(NewsNation) — Have your flights felt especially bumpy lately? Climate change may be the culprit.
New research suggests climate change is responsible for the reported rise in clear-air turbulence, which is invisible and dangerous for aircrafts.
Clear-air turbulence comes from unstable pockets of air that give pilots little to no warning and could injure anyone not wearing a seatbelt.

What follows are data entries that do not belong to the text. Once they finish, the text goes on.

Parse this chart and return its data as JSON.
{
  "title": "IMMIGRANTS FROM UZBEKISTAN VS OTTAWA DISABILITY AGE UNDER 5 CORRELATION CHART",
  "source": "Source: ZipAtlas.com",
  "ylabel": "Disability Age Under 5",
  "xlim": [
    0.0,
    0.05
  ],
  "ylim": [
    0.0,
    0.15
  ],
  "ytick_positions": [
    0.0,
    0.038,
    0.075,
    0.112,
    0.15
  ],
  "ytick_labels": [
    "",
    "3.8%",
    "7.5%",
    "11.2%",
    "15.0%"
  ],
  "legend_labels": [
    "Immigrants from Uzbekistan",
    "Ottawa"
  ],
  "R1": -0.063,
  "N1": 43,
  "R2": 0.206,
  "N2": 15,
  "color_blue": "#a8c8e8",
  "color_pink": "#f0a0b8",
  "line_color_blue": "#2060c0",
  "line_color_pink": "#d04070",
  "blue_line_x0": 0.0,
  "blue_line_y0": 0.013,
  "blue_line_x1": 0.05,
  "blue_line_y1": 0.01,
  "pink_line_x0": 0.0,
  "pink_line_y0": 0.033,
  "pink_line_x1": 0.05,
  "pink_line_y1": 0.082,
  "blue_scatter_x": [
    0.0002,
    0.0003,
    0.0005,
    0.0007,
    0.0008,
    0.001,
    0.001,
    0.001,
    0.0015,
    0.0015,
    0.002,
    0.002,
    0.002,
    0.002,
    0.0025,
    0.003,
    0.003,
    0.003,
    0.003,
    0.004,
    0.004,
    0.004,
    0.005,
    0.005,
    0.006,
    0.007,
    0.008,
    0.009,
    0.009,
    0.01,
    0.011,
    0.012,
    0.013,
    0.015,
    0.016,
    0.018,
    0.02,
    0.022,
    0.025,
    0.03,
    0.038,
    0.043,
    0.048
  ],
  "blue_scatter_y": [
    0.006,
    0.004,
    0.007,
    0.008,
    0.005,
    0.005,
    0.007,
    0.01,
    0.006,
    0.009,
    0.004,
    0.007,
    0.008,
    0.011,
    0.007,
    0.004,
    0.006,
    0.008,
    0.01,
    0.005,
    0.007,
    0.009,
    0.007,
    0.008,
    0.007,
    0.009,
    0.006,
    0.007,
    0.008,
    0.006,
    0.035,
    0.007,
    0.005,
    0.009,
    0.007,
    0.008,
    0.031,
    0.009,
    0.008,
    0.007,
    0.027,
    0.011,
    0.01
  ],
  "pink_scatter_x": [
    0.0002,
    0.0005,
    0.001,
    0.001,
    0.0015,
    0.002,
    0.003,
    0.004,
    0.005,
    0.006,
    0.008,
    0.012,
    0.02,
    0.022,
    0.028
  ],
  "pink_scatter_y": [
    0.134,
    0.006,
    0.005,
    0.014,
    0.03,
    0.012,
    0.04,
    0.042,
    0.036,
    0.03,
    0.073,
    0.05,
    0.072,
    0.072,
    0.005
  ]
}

At a typical point on one of the world’s busiest flight routes, the total annual duration of severe turbulence increased by 55% from 1979 to 2020, research by the University of Reading in the UK found.
Moderate turbulence increased by 37% over the same time and light turbulence increased by 17%.
Videos of intense turbulence knocking over food trays, bags and even injuring passengers and flight attendants are popping up all over social media.
These increases in turbulence are consistent with the effects of climate change with warmer air from CO2 emissions strengthening clear-air turbulence, particularly in the North Atlantic, the team behind the study says.
The good news is, if you wear your seatbelt, you are unlikely to be injured by turbulence.
One pilot who has been flying for more than three decades told NewsNation he is definitely seeing more turbulence lately, and sometimes it can be violent.
“If you haven’t hit severe turbulence, and hopefully you haven’t, I have, it’s not intentional. That aircraft, if you’re not strapped in, you’re just a loose piece of meat slapping around in a tin can. And it’s violent, and it can throw you negative G’s. It’s like a carnival ride, but you’re not strapped in. You don’t want to be in that situation,” Captain Dennis Tajer, spokesperson for the Allied Pilots Association said.
To work around some of these changes in the sky, pilots on American Airlines are using an app to crowdsource data from other pilots in the air, Tajer told NewsNation. A motion-activated app shows pilots real-time information about the flying conditions of the planes just around them.
Tajer says this technology will help avoid those moments of surprise turbulence.